Fraudulent bot orders are more than just annoying — they trigger payment processor fees, eat staff review time, distort your analytics, and occasionally succeed, costing you real inventory and chargebacks.
WooCommerce reCAPTCHA Checkout adds two independent layers of Google reCAPTCHA to your checkout page simultaneously:
v2 (checkbox) asks the customer to tick “I’m not a robot” — simple, familiar, and effective.
v3 (invisible) silently scores every checkout attempt in the background. Requests below your threshold never reach WooCommerce.
Both layers must pass for an order to go through. Either failure blocks the submission and shows a clear error message to the customer.
Don’t have both key pairs yet? No problem. The plugin detects what’s configured and runs the strongest available mode automatically — v2 only, v3 only, or both.
A built-in key testing tool lets you verify your Google API credentials right from the Settings page — instant pass/fail feedback, no guesswork.
Free, no subscription, no upsell. Built by Web321 Marketing Ltd. in Saanichton, BC to WordPress coding standards.
Yes — completely free, no subscription, no licence key, and no hidden upsell. You only need a free Google reCAPTCHA key pair (or two). If the plugin saves you money on fraudulent orders, we’d love a small donation — but it’s entirely optional.
No. The plugin runs in v2-only, v3-only, or dual mode depending on which keys you’ve configured. Dual mode (both key pairs) gives the strongest protection. You can start with one pair and add the other at any time — the plugin detects the change automatically.
No meaningful impact. Google’s reCAPTCHA script loads only on the checkout page. The v3 token fetch adds a fraction of a second before the form submits — imperceptible to customers. The rest of your site is completely unaffected.
Google assigns each checkout request a score from 0.0 (very likely a bot) to 1.0 (very likely human). The default threshold is 0.5 — Google’s own recommended starting point. Raise it to be stricter, lower it if real customers are occasionally getting blocked. The settings panel shows a colour-coded guide.
The plugin hooks into the classic shortcode-based checkout ([woocommerce_checkout]). Full block checkout compatibility is on the roadmap. If your store uses the block checkout, contact Web321 to discuss a custom implementation.

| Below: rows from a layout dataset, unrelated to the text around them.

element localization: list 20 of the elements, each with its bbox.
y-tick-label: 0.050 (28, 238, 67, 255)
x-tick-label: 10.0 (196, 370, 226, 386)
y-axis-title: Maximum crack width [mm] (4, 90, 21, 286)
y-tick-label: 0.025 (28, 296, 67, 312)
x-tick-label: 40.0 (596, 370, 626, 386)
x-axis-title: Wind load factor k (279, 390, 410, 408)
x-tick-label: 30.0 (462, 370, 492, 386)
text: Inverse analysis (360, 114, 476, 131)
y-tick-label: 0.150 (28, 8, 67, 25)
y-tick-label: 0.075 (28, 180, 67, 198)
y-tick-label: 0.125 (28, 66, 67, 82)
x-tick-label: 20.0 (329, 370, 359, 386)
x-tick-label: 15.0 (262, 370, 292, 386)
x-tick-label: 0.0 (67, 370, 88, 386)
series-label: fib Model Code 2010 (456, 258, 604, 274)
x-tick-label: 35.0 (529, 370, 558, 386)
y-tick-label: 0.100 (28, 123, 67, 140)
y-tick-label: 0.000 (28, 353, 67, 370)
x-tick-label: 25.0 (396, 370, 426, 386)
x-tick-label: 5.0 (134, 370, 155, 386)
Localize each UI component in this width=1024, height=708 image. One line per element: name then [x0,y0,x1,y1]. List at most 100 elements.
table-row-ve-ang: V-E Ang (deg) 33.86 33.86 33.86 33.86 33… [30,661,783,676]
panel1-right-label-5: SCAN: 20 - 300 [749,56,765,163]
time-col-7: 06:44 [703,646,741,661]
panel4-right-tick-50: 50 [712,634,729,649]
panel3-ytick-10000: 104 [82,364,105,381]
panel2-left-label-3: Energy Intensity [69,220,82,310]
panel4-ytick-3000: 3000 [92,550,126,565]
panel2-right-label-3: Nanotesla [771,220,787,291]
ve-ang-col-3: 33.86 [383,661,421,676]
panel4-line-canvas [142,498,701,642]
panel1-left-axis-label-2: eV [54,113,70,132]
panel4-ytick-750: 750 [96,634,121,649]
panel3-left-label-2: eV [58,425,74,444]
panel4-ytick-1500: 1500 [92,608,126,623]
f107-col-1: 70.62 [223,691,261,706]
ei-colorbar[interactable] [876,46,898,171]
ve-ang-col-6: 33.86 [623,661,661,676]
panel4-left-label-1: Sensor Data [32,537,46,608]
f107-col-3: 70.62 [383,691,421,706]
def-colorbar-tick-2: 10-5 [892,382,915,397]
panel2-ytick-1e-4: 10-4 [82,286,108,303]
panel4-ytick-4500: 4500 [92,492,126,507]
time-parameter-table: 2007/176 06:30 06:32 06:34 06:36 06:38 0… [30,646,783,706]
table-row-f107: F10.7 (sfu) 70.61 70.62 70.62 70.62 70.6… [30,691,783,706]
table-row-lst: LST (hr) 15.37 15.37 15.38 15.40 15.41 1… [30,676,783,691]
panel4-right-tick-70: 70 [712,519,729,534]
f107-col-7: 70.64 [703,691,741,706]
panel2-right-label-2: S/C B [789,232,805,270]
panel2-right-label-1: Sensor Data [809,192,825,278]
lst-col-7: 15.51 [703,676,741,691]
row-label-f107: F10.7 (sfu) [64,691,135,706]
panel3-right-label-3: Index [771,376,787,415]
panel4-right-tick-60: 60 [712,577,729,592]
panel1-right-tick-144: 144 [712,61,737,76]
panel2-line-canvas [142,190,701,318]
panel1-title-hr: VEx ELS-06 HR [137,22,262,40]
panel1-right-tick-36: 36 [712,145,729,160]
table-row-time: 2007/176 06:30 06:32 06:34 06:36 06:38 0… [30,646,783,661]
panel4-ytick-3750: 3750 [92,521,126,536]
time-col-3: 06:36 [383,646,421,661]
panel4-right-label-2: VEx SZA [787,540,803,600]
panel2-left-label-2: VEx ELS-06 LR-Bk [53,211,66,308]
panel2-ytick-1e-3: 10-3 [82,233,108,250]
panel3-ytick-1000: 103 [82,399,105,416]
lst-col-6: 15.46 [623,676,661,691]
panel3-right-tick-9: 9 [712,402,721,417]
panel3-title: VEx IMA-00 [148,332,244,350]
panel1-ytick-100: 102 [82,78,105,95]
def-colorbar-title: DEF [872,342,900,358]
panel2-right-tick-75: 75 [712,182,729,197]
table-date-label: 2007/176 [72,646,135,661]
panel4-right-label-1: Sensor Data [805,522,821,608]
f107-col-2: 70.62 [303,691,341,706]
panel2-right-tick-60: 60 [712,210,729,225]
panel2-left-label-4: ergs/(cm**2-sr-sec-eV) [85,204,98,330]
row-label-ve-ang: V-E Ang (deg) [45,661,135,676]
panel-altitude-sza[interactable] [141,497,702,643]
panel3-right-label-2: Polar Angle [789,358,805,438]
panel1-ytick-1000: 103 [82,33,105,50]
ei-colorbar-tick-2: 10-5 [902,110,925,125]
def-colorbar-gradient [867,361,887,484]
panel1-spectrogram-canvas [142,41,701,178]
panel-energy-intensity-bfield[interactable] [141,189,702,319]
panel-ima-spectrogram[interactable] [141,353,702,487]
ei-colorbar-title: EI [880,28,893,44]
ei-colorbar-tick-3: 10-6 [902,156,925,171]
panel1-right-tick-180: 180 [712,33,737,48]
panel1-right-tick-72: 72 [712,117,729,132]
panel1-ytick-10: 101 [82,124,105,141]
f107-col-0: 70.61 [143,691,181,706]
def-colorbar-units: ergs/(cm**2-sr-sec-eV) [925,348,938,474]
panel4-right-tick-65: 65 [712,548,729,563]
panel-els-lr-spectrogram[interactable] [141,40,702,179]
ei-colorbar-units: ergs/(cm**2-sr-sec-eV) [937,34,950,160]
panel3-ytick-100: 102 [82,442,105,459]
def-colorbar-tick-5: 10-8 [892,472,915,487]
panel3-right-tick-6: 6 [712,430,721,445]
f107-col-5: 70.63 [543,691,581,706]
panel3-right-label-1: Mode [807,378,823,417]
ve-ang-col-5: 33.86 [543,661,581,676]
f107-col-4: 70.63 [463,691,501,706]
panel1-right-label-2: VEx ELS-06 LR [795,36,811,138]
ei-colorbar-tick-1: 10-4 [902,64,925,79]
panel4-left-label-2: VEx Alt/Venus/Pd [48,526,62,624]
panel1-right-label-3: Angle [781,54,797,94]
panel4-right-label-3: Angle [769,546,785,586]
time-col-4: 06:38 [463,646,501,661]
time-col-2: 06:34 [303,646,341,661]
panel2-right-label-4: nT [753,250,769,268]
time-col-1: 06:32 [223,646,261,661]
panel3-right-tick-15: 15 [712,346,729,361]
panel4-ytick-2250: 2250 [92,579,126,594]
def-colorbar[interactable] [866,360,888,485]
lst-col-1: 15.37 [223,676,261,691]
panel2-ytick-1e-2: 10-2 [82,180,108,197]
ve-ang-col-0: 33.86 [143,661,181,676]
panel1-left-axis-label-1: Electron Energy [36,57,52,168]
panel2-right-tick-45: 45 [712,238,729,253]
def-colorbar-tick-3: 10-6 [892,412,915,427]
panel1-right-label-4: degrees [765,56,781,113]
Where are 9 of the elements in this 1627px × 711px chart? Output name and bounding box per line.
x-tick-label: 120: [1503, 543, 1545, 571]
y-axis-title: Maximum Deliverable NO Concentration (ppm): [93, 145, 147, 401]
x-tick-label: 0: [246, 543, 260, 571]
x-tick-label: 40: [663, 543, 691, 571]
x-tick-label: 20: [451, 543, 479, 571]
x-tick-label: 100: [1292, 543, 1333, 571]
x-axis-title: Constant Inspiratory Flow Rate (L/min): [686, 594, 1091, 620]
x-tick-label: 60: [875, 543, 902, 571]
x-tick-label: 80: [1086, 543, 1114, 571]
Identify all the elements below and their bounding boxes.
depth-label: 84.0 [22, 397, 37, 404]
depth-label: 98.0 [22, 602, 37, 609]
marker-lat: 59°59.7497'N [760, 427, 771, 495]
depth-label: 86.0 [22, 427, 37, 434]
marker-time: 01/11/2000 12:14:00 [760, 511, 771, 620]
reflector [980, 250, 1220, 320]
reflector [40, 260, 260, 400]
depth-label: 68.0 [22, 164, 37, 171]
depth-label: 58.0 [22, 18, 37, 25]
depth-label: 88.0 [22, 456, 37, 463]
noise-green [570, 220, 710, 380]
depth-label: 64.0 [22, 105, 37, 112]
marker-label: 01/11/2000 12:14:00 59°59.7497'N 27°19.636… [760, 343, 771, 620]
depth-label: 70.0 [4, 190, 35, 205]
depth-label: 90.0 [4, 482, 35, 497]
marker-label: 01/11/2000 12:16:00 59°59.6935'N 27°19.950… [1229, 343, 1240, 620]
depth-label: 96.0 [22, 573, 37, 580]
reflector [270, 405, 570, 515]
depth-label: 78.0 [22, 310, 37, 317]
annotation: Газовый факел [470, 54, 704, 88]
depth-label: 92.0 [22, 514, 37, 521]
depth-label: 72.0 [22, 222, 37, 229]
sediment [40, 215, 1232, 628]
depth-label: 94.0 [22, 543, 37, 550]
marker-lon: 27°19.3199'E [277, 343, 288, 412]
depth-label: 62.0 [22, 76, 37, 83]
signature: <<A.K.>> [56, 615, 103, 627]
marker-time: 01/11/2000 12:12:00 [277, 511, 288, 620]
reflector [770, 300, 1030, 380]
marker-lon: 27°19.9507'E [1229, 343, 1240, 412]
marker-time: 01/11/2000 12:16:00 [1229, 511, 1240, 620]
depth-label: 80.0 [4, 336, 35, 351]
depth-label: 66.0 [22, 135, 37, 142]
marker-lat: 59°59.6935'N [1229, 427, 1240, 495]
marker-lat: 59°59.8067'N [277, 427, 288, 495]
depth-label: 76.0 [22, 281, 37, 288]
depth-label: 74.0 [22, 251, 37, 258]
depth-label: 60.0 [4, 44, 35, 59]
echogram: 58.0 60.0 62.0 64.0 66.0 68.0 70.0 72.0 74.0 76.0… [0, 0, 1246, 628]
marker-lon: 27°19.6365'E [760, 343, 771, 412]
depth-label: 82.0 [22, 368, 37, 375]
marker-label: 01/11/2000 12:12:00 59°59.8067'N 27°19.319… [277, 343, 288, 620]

Google reCAPTCHA sends interaction data to Google’s servers and may set cookies. You should disclose reCAPTCHA use in your privacy policy. For stricter requirements, use a cookie consent plugin that gates the reCAPTCHA script until the visitor grants consent.
They’ll see a friendly, customisable error message and can simply try placing the order again. If you’re seeing a pattern of false positives, lowering the v3 score threshold (e.g. from 0.5 to 0.3) almost always resolves it. WP_DEBUG mode logs the exact score for each attempt to help you tune the threshold.